Este esfuerzo identitario fue particularmente errado porque, un tanto paradojalmente, la incorporación de estos nuevos electores podría ser una oportunidad única para que resurja el socialcristianismo progresista que encarnaba la DC. La paradoja es que en un ambiente que podría ser propicio para una apuesta socialcristiana, el principal partido de esta corriente, la Democracia Cristiana, decidió resaltar su identidad de centro por sobre todas las demás.
Hay algo de eufemístico en el uso de los epítetos de “conservador” o “tradicionalista” en este contexto. De lo que se trata no es una adhesión abstracta a una ideología conservadora. No es la admiración a Edumnd Burke o algo por el estilo. Es un mundo de votantes con una identidad cristiana que tiñe su percepción sobre la política y la sociedad.
Es cierto que en Chile hay menos cristianos que hace 30 años y que en varios temas la sociedad se ha movido a posiciones más liberales, pero lo que los recientes estudios y elecciones parecen mostrar es que sigue habiendo un sector importante de la población que da un valor significativo a su identidad cristiana y los valores asociados. Así, el último estudio de la encuesta Bicentenario muestra que para nada menos que el 48% de los chilenos su religión es muy o bastante importante para su identidad.
Para el progresismo, el desafío de aquí en adelante será encontrar una forma de conectar con este electorado. Una clave podría ser que no son “conservadores” porque se opongan a cualquier cambio. No es una idea general de escepticismo al cambio la que los motiva. De hecho, en temas económicos se parecen mucho al resto de la población e incluso son más estatistas en algunos temas.
En este sentido, el progresismo no puede darse el lujo de reglarle el socialcristianismo a la derecha.
La DC chilena nació como un proyecto de transformación estructural, que se ubicaban entre las polaridades de la guerra fría, pero su identidad no era simplemente “estar entre medio” o llamarse “centro”.
Un socialcristianismo que se nutra del proyecto demócratacristiano histórico, que se vea a sí mismo como una vanguardia de transformación social que reivindique los valores de la patria joven y de la cosmovisión cristiana junto con un programa de fortalecimiento del rol del Estado. Un proyecto centrado en dar seguridad a las personas para que nadie se sienta solo cuando pierde el trabajo, se enferma o envejece.

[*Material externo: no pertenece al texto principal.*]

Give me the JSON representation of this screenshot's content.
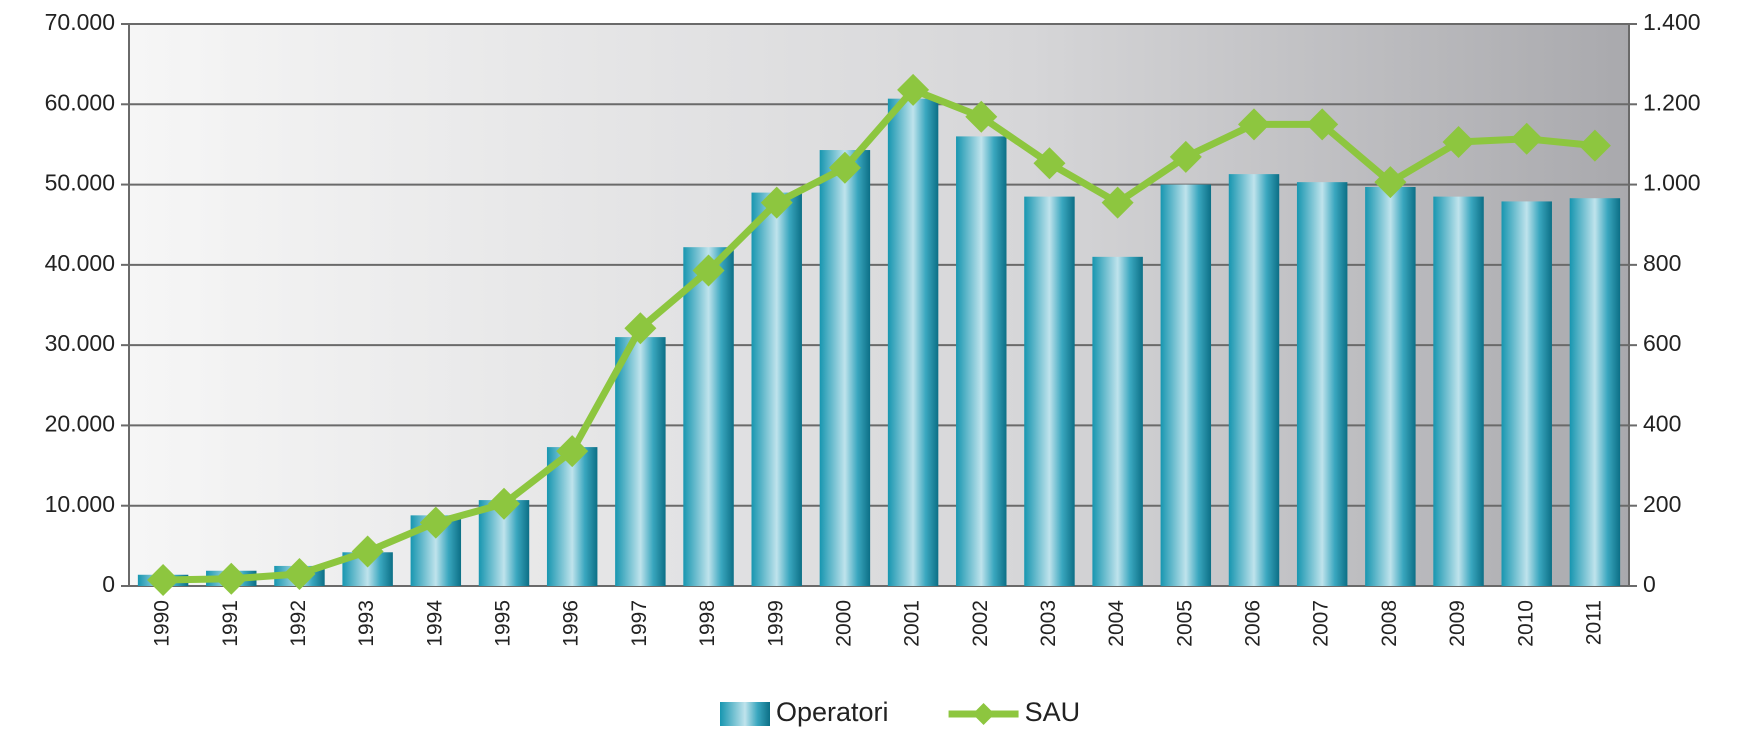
{
  "chart_data": {
    "type": "bar_line",
    "categories": [
      "1990",
      "1991",
      "1992",
      "1993",
      "1994",
      "1995",
      "1996",
      "1997",
      "1998",
      "1999",
      "2000",
      "2001",
      "2002",
      "2003",
      "2004",
      "2005",
      "2006",
      "2007",
      "2008",
      "2009",
      "2010",
      "2011"
    ],
    "series": [
      {
        "name": "Operatori",
        "color": "#1a9bb5",
        "type": "bar",
        "values": [
          1400,
          1900,
          2500,
          4200,
          8800,
          10700,
          17300,
          31000,
          42200,
          49000,
          54300,
          60700,
          56000,
          48500,
          41000,
          50000,
          51300,
          50300,
          49700,
          48500,
          47900,
          48300
        ]
      },
      {
        "name": "SAU",
        "color": "#8dc63f",
        "type": "line",
        "axis": "y2",
        "values": [
          15,
          18,
          30,
          86,
          158,
          205,
          336,
          642,
          786,
          955,
          1042,
          1236,
          1169,
          1053,
          955,
          1069,
          1150,
          1150,
          1006,
          1106,
          1114,
          1097
        ]
      }
    ],
    "ylim": [
      0,
      70000
    ],
    "yticks": [
      0,
      {
        "value": 10000,
        "label": "10.000"
      },
      {
        "value": 20000,
        "label": "20.000"
      },
      {
        "value": 30000,
        "label": "30.000"
      },
      {
        "value": 40000,
        "label": "40.000"
      },
      {
        "value": 50000,
        "label": "50.000"
      },
      {
        "value": 60000,
        "label": "60.000"
      },
      {
        "value": 70000,
        "label": "70.000"
      }
    ],
    "y2lim": [
      0,
      1400
    ],
    "y2ticks": [
      0,
      200,
      400,
      600,
      800,
      {
        "value": 1000,
        "label": "1.000"
      },
      {
        "value": 1200,
        "label": "1.200"
      },
      {
        "value": 1400,
        "label": "1.400"
      }
    ],
    "grid": true,
    "legend": "bottom"
  }
}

Ese podría ser un proyecto que convoque a los nuevos votantes que se sumaron al padrón y que compita con los proyectos de la “derecha sin complejos”.
Si el progresismo tiene posibilidades de convocar a estas nuevas mayorías que se han manifestado en las recientes elecciones, necesita incorporar una matriz socialcristiana. Solo una coalición que vaya desde el socialcristianismo hasta el PC, incluyendo al Frente Amplio y toda la diversidad de fuerzas del progresismo podría aspirar a construir un proyecto que le haga sentido a los diversos sujetos populares de Chile y ser un proyecto de mayorías.